The lack of self acceptance carried through to college where I wanted nothing more than to be one of the cool kids. I wanted to be liked for my looks and my bubbly personality, not my brains. I went to parties on campus, but I’d grown up fairly sheltered so most of the jokes really did go right over my head.
Marriage came quickly and motherhood soon there after. I still never felt like I quite fit in as if everyone had more money than I did, better social skills, and was just better in every way. I never took the time to sit down and analyze the facts, I just made assumptions that always cast me in a bad light. As when I’d been a child, I downplayed my strengths, but was always willing to shed a spotlight on my deficiencies.
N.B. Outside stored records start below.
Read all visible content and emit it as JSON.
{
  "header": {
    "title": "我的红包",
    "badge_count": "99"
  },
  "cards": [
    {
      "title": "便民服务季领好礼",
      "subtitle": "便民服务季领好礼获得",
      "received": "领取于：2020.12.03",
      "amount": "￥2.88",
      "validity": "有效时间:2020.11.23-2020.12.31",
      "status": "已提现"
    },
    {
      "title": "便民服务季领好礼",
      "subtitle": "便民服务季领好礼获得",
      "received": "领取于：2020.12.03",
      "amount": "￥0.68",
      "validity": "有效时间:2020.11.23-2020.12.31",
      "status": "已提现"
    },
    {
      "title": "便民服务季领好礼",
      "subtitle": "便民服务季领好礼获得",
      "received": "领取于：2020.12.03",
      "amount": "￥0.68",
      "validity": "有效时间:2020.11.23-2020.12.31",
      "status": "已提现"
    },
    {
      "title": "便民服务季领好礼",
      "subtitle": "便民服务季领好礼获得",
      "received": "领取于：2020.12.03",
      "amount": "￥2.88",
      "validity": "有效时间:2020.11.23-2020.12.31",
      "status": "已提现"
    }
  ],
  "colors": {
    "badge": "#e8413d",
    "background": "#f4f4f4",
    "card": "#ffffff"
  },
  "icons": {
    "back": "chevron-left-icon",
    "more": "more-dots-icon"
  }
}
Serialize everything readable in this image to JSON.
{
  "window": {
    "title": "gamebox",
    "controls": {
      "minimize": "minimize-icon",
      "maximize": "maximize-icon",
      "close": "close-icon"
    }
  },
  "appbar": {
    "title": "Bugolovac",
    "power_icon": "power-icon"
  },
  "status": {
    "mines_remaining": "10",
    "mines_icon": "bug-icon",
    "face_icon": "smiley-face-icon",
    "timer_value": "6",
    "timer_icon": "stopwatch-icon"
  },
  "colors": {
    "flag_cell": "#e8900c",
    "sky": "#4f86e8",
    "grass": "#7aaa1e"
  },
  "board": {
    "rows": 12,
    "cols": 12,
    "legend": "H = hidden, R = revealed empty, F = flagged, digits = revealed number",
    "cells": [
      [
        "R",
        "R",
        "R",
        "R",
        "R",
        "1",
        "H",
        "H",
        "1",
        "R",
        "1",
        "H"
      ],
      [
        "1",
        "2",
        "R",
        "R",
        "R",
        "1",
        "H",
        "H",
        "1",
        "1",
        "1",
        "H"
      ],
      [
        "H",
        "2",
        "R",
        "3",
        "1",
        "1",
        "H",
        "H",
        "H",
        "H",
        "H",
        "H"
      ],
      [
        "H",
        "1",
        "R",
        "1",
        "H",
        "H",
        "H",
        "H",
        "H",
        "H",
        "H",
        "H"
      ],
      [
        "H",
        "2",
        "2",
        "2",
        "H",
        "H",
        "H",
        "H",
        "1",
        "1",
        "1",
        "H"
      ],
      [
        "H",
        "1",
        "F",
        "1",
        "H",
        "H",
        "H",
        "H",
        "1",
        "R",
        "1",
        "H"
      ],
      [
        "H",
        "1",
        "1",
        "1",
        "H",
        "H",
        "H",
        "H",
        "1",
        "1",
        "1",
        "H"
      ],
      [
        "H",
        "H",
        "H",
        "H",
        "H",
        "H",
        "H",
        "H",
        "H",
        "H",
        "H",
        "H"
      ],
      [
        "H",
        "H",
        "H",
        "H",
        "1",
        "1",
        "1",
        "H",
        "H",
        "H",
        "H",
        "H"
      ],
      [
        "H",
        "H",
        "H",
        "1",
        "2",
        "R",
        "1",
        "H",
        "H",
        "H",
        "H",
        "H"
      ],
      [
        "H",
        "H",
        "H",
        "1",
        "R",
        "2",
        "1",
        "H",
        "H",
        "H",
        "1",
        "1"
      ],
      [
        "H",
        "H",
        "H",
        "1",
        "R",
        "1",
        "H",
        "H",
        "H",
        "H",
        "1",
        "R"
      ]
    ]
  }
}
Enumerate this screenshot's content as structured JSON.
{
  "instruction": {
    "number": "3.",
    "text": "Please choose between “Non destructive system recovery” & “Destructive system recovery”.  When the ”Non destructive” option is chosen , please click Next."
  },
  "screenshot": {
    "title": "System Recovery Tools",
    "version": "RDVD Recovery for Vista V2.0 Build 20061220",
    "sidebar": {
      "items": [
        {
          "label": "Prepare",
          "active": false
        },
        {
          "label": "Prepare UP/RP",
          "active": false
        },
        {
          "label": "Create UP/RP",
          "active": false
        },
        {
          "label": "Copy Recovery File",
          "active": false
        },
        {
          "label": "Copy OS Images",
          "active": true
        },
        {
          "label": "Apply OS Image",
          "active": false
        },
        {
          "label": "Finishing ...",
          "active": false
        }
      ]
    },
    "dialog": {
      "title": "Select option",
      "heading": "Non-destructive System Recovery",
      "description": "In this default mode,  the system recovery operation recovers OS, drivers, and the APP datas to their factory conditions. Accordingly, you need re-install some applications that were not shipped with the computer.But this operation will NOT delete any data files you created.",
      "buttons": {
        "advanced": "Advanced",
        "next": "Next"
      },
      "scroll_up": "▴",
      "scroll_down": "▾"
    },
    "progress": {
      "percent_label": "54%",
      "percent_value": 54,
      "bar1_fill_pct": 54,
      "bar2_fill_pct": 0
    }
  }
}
It’s only been in the last five years or so that I’ve started to feel comfortable in my own skin and with my own life. John and I aren’t millionaires, but we have a nice house in a safe neighborhood and we make as much or more as our peers. I’m not a beauty queen, but I’m working hard to lose weight and improve my appearance and that has to count for something. I’m smart and clever and I try to be a nice person and to help others when I can.

And those brains that I tried so hard to hide when I was younger are coming in very heavy in this dog eat dog job market where my brains and ability to think on my feet and communicate with all levels of management are earning me jobs I never thought possible. I’m also learning, the hard way, that everyone has their foibles and quirks and that there really no perfect people out there.
Accepting yourself for your faults and straights is incredible hard and there are days when I’m still not sure I like who I am, but I just keep getting up every morning and looking for all the characteristics that make me uniquely perfect.